Album Review: Cinnamon Aluminum - We Ate The Wrong Crab Spirit


I've been listening to Cinnamon Aluminum for a while now, but I'm still not quite sure whether they're an easy group to write about, or a difficult one. The sci-fi, synthy, tripped-out trio has been kicking around the Buffalo scene for a couple years now, playing a strange blend of psychedelic acid-jazz trance. And their latest release, We Ate The Wrong Crab Spirit, released a couple weeks back on Level 4 Activated, could simply be labeled “eccentric”. But there are way too many diverging and converging corridors of sound and experimentation to be so allzu-dismissive.

Crab Spirit is the follow-up to the band's 2010 debut, Mad Monty in the 8th Dimension of Nine, a 40-minute space opera that told the narrative of a fighter pilot traveling through space in the style of a old-timey radio drama – a precedent as difficult to transcend as it sounds. But they do just that here, elaborating on their synthy-jungle-trance sound while incorporating richer textures and more nuanced song-writing. The songs turn on a dime. Instruments and samples pop in and out when you least expect them. Cinnamon Aluminum will hit a groove on a chorus or instrument break, but then blasts off to a distant stylistic galaxy before the section plays itself out. And if there's an underlying concept or storyline like that of Monty's adventures among the Bug People, it's buried in schizoid word salad.

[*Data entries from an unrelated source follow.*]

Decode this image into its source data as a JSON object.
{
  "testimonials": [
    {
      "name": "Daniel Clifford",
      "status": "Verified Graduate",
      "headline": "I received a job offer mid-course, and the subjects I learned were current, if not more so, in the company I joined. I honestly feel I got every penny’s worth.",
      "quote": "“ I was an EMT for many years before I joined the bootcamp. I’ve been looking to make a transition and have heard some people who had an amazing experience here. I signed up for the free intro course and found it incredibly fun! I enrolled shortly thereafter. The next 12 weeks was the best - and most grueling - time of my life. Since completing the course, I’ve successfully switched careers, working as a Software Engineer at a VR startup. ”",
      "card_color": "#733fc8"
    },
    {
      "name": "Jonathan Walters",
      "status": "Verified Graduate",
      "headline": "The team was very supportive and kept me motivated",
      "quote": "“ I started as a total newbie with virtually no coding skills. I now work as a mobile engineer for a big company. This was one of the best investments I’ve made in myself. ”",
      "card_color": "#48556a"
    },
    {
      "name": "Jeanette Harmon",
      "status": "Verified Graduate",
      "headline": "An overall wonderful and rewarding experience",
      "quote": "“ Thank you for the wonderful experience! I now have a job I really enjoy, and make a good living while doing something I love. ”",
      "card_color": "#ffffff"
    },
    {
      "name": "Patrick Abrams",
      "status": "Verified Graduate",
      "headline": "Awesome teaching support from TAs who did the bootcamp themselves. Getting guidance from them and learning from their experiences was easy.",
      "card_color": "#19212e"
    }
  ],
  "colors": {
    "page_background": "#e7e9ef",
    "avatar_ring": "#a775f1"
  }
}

The record opens with a sparse, warm arp on “New Couch,” before the band jumps in with one of their Animal Collective-esque, crowded-soundplane chant refrains. This, then, twists around into a double time saxophone break that sounds like The Shuffle Demons on (more) drugs, and the hallucinogenic journey of Crab Spirit is officially underway. And though the band has worked some older songs (I'm pretty sure they've been playing songs like “Ma Cyberface” and “Poppin' Squirrels” live for a while now), all of the material is well-worked into a cohesive, linear listening experience.

One of the things Cinnamon Aluminum do well is hyper-pop: glistening surfaces of catchy, Id-Funk beats and overly-candied melodies. “When I Was You,” for instance, sounds like what would happen if Purple Rain was released as an N64 game. As well as: the crowded-soundplane chants, which are at their thickest on “Forest of Leisure” (where the refrain of “I'm tripping/you're tripping” could easily lead to some nightmare scenarios for unwary listeners). There are also found-sound samples interspersed like a lost Books record, contributing nicely to the overall pacing.

The album ends with the gentle synth swarm of “Eighteen Four (The Ending of a Robot's Dream),” a lullaby for the listener's overworked aural nerves. Juxtaposed with the preceding tracks, it's quite a relaxing come down. And that's the only real drawback I can find with Crab Spirit; that it might just be too much. With so many drastic changes and intense oscillations of genre, it can get overwhelming; it's difficult to have playing in the background if you're even remotely trying to focus on anything else. But with an adventurous band like Cinnamon Aluminum, you sort of have to expect to buy the ticket and take the ride. Don't you.